Despite the rising rhetoric, however, there is little scope of the options of ‘hot pursuit’ or any other cross-border engagement by India in the foreseeable future. Delhi is by and large preparing for a ‘diplomatic winter’ during which it will campaign internationally to expose terrorist networks and secure a greater delegitimisation of Pakistan-based terrorism.

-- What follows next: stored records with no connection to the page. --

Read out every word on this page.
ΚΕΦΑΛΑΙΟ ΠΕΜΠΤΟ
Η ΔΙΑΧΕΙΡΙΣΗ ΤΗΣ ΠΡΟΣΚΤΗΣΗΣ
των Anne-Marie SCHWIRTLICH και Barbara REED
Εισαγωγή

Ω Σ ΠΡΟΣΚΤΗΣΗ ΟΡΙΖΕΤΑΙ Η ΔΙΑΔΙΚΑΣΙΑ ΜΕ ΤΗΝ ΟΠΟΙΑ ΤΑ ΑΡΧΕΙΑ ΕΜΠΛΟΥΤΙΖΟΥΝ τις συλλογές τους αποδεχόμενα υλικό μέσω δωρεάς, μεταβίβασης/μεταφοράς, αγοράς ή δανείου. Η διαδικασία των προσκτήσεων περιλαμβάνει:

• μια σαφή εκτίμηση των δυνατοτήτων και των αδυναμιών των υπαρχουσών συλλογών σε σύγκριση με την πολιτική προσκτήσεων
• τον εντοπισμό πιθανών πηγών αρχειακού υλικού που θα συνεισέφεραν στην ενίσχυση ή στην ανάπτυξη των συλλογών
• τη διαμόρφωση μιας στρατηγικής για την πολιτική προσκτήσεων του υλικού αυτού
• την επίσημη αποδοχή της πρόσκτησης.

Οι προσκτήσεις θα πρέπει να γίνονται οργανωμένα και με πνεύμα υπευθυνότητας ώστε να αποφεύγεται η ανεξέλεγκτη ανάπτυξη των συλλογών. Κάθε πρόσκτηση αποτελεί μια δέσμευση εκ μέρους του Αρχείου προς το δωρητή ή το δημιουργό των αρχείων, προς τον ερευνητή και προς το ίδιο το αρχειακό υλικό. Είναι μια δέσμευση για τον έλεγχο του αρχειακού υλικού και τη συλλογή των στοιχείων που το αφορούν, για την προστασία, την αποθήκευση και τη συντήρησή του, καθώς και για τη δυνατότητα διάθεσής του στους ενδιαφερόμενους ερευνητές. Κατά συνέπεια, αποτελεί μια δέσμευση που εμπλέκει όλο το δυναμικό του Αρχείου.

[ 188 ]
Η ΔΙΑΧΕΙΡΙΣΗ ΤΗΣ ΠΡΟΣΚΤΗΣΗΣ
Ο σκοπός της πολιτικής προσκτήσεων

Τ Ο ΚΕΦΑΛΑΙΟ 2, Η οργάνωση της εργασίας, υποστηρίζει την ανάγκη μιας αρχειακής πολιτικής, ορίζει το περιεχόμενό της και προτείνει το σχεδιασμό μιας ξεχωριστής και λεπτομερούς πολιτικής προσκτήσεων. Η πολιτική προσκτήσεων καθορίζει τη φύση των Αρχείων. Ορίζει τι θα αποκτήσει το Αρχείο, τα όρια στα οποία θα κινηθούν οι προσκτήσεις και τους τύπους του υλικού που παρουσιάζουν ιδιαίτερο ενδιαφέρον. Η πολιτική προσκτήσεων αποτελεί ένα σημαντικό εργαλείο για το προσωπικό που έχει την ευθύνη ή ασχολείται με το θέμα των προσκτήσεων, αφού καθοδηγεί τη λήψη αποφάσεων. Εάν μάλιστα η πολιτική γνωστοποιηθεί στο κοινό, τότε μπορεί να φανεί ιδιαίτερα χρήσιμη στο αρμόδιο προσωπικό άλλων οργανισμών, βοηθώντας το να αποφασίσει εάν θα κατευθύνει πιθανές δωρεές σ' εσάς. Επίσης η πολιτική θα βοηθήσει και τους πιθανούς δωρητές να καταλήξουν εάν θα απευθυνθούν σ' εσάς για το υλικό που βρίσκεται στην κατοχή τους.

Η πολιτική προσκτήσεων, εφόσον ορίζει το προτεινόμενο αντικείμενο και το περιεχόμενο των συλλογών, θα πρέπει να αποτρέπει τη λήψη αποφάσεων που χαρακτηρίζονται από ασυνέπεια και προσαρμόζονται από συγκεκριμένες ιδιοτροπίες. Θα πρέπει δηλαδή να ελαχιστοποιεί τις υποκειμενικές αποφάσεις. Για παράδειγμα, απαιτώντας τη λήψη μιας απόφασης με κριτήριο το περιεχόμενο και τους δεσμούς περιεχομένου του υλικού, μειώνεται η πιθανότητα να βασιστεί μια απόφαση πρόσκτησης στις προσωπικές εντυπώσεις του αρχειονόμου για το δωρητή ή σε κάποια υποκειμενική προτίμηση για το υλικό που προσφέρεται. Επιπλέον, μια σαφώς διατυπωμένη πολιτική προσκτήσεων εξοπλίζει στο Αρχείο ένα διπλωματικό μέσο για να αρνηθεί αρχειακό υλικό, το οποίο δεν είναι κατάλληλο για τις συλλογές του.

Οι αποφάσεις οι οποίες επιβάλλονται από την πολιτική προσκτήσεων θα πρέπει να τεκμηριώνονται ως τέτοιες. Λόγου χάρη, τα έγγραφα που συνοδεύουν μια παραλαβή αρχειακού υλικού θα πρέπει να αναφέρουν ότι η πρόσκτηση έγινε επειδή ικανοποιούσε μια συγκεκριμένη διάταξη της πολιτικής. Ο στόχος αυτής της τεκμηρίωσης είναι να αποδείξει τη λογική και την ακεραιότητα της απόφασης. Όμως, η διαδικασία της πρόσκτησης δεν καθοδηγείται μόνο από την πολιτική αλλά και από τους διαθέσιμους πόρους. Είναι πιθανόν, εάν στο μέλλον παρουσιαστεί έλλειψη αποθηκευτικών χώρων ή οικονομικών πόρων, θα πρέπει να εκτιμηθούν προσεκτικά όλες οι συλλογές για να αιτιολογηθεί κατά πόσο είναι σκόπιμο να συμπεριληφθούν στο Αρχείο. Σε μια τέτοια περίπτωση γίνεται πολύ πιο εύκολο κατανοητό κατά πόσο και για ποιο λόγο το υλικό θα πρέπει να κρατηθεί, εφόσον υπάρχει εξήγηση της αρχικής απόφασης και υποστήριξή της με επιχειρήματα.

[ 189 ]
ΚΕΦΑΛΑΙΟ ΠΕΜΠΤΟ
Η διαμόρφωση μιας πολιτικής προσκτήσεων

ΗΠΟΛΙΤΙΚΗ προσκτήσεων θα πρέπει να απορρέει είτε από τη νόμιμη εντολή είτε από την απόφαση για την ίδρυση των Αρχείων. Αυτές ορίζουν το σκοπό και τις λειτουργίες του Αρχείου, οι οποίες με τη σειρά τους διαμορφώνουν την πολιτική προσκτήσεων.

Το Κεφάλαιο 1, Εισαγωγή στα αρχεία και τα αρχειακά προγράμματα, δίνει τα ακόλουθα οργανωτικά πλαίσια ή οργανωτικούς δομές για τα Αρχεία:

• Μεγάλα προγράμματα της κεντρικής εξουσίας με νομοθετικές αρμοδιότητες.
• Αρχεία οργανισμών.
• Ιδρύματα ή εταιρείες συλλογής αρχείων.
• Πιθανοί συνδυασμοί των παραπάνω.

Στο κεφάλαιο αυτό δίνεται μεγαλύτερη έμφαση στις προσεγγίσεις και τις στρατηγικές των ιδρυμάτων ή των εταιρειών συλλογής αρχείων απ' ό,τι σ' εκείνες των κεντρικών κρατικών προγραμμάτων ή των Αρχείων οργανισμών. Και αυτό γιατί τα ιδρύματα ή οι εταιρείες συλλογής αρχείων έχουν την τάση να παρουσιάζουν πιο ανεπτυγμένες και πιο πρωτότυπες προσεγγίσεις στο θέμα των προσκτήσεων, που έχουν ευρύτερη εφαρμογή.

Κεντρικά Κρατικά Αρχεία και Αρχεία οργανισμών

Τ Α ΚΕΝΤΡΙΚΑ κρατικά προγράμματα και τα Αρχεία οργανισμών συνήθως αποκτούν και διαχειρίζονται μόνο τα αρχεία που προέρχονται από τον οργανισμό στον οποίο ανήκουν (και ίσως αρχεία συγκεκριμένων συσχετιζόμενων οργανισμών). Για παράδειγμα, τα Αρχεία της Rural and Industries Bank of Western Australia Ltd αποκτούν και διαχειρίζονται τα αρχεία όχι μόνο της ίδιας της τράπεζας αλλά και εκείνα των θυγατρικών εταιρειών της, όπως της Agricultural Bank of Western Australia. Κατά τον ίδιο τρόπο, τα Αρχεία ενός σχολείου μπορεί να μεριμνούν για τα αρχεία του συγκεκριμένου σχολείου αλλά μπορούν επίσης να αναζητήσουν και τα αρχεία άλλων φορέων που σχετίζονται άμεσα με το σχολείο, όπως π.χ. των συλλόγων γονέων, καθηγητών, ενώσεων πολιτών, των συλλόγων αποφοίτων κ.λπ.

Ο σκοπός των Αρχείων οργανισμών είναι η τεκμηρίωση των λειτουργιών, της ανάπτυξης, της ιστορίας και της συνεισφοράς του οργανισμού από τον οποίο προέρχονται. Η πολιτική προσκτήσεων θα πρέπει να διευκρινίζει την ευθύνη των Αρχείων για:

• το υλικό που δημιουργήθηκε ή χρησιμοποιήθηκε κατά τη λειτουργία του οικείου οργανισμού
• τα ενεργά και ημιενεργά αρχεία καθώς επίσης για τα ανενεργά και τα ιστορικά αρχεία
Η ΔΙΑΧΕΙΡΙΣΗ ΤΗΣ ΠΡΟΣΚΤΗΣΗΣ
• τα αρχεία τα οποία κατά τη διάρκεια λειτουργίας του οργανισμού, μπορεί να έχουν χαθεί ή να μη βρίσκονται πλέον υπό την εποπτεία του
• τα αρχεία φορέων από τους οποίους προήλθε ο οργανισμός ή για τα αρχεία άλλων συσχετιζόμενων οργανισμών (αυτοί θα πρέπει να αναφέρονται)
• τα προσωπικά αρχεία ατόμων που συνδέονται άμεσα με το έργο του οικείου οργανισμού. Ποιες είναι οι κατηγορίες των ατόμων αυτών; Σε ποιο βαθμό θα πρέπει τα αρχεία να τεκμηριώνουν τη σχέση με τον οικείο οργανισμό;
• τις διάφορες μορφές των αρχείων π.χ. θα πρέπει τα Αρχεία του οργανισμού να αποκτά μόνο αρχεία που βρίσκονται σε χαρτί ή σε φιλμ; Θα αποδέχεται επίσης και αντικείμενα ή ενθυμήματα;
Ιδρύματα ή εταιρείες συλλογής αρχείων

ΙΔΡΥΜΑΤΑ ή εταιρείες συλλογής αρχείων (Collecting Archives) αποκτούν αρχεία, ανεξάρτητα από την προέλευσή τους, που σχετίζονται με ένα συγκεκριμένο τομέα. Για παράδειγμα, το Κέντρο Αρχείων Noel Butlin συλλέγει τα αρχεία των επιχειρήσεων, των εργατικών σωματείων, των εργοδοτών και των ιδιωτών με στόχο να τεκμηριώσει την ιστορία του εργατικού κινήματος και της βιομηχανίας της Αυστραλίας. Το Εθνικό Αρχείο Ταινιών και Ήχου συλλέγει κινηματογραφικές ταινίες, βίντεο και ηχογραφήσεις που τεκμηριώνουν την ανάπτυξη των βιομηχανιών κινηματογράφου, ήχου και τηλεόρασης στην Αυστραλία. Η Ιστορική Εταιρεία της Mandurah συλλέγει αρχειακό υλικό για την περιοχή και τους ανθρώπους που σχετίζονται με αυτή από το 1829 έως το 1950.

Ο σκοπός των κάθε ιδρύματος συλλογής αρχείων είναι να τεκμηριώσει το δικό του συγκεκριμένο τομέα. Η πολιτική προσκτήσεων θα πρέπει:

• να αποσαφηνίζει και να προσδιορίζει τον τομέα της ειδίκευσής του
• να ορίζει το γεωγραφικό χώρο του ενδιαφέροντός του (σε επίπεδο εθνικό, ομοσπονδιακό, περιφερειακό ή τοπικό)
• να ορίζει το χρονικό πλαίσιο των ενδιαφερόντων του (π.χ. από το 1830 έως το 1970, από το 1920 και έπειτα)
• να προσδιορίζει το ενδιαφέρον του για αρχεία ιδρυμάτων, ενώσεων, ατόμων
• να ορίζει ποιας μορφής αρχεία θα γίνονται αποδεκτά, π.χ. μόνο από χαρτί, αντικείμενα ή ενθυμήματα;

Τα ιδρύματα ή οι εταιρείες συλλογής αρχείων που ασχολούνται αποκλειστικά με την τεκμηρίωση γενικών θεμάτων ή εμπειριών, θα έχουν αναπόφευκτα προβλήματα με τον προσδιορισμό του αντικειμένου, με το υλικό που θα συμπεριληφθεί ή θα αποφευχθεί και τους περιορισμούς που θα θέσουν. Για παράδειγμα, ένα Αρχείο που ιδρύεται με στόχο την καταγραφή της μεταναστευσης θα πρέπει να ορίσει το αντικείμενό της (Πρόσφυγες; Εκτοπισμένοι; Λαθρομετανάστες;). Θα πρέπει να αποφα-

There is, moreover, a growing confidence and determination in India to defeat terror on its soil. The fruitlessness of the flip-flop policies of the past is increasingly acknowledged. There is a realisation that India has defeated terrorism before, and the experience and responses of other nations – most recently the United States – are also in evidence. The one principal that stands out clearly is that there can be no compromise with terrorists; all such compromises reward terrorism. Fitful policies seeking negotiations with terrorists and with their front organisations have only helped entrench these groups, creating an alternative sphere of a violent, murderous politics that is fundamentally a negation of democracy. Political solutions may, of course, still be pursued. But only those political actors who are untainted by associations with terrorism can be party to such political solutions. As for those who practice or support terrorism – the response can only be that of confrontation with the fullest might of the state.

The distorted political discourse on a law against terrorism has also undergone radical transformation since December 13, and there is now a strengthening consensus that an effective anti-terrorism law is certainly needed. It is acknowledged that ‘terrorism’ as opposed to a ‘terrorist incident’ is a complex phenomenon, involving support structures and functions that are altogether divorced from the macabre theatre of blood. Stringent laws are needed if these structures and processes are to be disrupted. There is also some pressure for an even harsher law to tackle cross-border terrorism and foreign terrorists. The United States has already brought such laws into force, and there are strong grounds for similar legislative initiatives in India.

Within this broad perspective, one fact that cannot be ignored is that there is a great churning presently taking place in Pakistan as well, and powerful voices are being raised against the ruinous course that Pakistan’s foreign policy has taken over the past two decades. As one Pakistani commentator, Syed Talat Hussain, notes, "The Army will have to decide whether it wants to be the ‘guardian of religious frontiers’ or it wants to pay prime attention to the basic duty of guarding national borders." Ayaz Amir similarly rues Pakistan’s record of "Two and a half decades of wobbly civilian rule matched by two and a half decades of disastrous militarism, with institutions, as a consequence, destroyed and the nation bereft of a sense of direction." Musharraf himself has been making appropriate noises hinting at a significant review of past practices, though his commitment to Pakistan’s "critical concerns" regarding the "cause of Kashmir" remains undiluted.

Nevertheless, half a century of policy – however disastrous – cannot be expected to be reversed in a sudden fit of unprovoked sagacity, and there is ample evidence that Pakistan, at least in the near term, proposes to continue with its covert war against India. Apart from continuing violence in J&K, there is evidence that a number of other cells similar to the one that carried out an attack on India’s Parliament, are already positioned in various parts of the country. There are also apprehensions of terrorists "squeezed out" of Afghanistan moving into India, and agencies have currently increased surveillance and security measures, minimally, to contain the impact of any anticipated terrorist incidents or movements in the region.

(Edited version published in Pinkerton Global Intelligence Services, December 21, 2001.)